See the Trainable components overview for more information.

Name	Description
`eds.transformer`	Embed text with a transformer model
`eds.text_cnn`	Contextualize embeddings with a CNN
`eds.span_pooler`	A span embedding component that aggregates word embeddings
`eds.ner_crf`	A trainable component to extract entities
`eds.extractive_qa`	A trainable component for extractive question answering
`eds.span_classifier`	A trainable component for multi-class multi-label span classification
`eds.span_linker`	A trainable entity linker (i.e. to a list of concepts)
`eds.biaffine_dep_parser`	A trainable biaffine dependency parser

See the LLM-based components overview for more information.

Component	Description
`eds.llm_markup_extractor`	Extract structured information using LLMs through markup.
`eds.llm_span_qualifier`	Predict attributes of spans using LLMs.
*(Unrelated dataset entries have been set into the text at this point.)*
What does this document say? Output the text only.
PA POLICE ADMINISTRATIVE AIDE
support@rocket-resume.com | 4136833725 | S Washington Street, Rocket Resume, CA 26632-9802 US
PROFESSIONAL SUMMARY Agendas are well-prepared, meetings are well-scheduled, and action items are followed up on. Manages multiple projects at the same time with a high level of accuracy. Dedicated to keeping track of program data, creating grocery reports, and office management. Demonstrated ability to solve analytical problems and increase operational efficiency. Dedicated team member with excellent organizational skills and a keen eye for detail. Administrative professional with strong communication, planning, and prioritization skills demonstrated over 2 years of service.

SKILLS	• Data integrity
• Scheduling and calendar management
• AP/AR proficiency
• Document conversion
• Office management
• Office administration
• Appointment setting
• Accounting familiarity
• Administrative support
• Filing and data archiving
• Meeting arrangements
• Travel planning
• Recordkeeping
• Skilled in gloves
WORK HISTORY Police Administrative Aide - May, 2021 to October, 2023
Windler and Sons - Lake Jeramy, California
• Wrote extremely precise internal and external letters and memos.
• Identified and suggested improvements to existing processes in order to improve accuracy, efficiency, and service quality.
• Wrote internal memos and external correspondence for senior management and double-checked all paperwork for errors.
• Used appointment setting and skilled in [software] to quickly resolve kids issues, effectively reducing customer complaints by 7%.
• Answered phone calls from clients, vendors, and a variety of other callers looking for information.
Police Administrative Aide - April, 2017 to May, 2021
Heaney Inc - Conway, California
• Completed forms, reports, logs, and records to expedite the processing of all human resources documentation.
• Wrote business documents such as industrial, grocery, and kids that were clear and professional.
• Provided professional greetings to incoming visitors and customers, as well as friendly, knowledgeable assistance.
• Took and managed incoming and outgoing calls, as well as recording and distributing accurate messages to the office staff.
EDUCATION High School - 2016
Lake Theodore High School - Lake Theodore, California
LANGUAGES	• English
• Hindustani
You can add them to your pipeline by simply calling add_pipe, for instance:

import edsnlp, edsnlp.pipes as eds

nlp = edsnlp.blank("eds")
nlp.add_pipe(eds.normalizer())
nlp.add_pipe(eds.sentences())
nlp.add_pipe(eds.tnm())

Basic architecture

Most components provided by EDS-NLP aim to qualify pre-extracted entities. To wit, the basic usage of the library:

Implement a normaliser (see eds.normalizer)
Add an entity recognition component (eg the simple but powerful eds.matcher component)
Add zero or more entity qualification components, such as eds.negation, eds.family or eds.hypothesis. These qualifiers typically help detect false-positives.

Extraction components

Extraction components (matchers, the date detector or NER components, for instance) keep their results to the doc.ents and doc.spans attributes directly.

By default, some components do not write their output to doc.ents, such as the eds.sections matcher. This is mainly due to the fact that, since doc.ents cannot contain overlapping entities, we filter spans and keep the largest one by default. Since sections usually cover large spans of text, storing them in ents would remove every other overlapping entities.

Entity tagging

Moreover, most components declare extensions, on the Doc, Span and/or Token objects.

These extensions are especially useful for qualifier components, but can also be used by other components to persist relevant information. For instance, the eds.dates component declares a span._.date extension to store a normalised version of each detected date.